Whoever found Berger’s constant attempts to move in on this or that person somehow ill-mannered simply didn’t recognize that anyone under the age of 30 would have to look like Quasimodo in order not to be desired by Helmut Berger. Today, the mere thought of a party for his 60th birthday is, for him, an insult. “After the parties I’ve been to, it’s all downhill. I’ve had all the parties. Paris, Madrid, Monte Carlo, New York, Rome, Milan.” The way he pronounces this string of city names, it sounds like they’re all one long brilliant name for a single city. His friend Holde Heuer offered to organize a party in Munich. His reply: “In Munich? A party? Get me a bucket! Disgusting!”
But he does like to be reminded of earlier birthday parties. His 30th, for example, the “Bad Taste Party,” for which he invited to the nightclub Jackie O. All of Rome made the pilgrimage to that party. The Borgheses, the Niarchos, his friends Romy Schneider and Brit Ekland. Or his 50th birthday! At the Countess D’Estenville’s house in Rome. In some ways, that party was the late finale of the 80s, a pinnacle of liberation but also a hefty final chord of downfall. Many who partied back then in the salons of this baroque Roman palace are now no longer living or have slipped off the social radar.

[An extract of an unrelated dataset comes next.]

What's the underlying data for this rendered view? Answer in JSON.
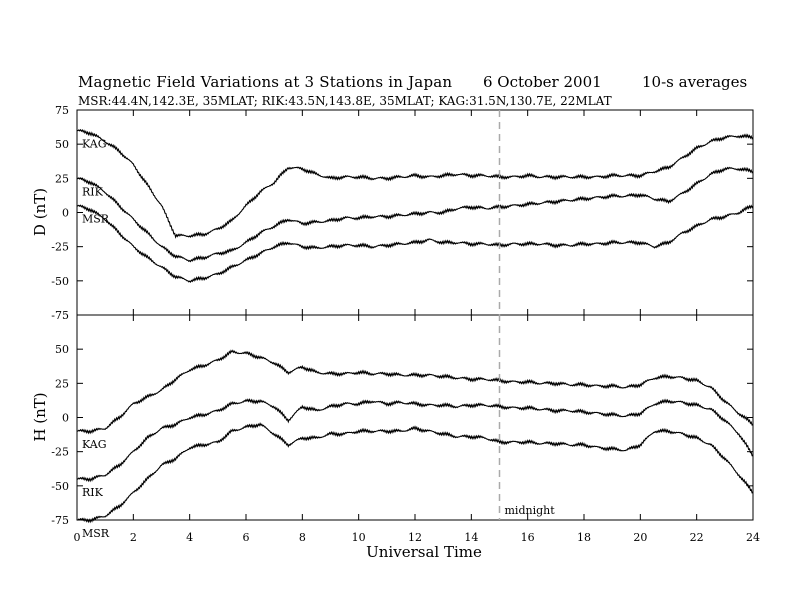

Never again would so much cocaine, caviar and champagne be consumed as on that evening in the Countess D’Estenville’s abode. Even so, among the survivors of that evening are Jack Nicholson, Roman Polanski and, in his way, Helmut Berger. Today, fishing homeopathic drops for his circulation from a coat pocket, he says, “Drugs are the devil’s work! Drugs transformed me into the opposite of who I am!”
There’s a screenplay tucked under Helmut Berger’s arm. It was sent to him by a famous English director. With a pleading letter. Like the ones he’s always getting. Please, won’t he just take this one tiny role? He’s been carrying this screenplay and the letter around with him for days. His role would be that of a ghost who appears and reappears to the hero of the film, Alexander the Great, whispering messages. “You know you will kill your father. Don’t you, boy?” is one of the sentences he’s marked in yellow. The pay he’s being offered is evidently phenomenal. But Helmut Berger thinks the screenplay is simply awful. “I’m not doing the film. Je ne veux pas. Basta! I will tell them ce soir. Fuck ‘em!” He doesn’t know how long he’ll stay in Salzburg. He’s no longer prepared to pay the exorbitant rents in Rome. He was in Hamburg recently as a guest on Reinhold Beckmann’s talk show. The two of them had a conversation that was one of television’s golden hours because they took time for each other and Berger didn’t have to perform but was allowed to simply tell stories. He was embraceable. In preparation, Beckmann’s crew had seen to everything. Round-the-clock care, including a pedicure, manicure, massage - as well as a ravaging of the menu at the Four Seasons. “Hamburg,” Berger says suddenly after one of his long pauses. “I liked Hamburg. I could live t here.” Why not Berlin?“ Ugh! You must be joking! Proletarian town!” Shh! Hamburg, he says again, Hamburg is much more to his own taste. It was there that they finally managed to get him to Beckmann’s studio. Before then, Helmut Berger hadn’t left his suite for four days.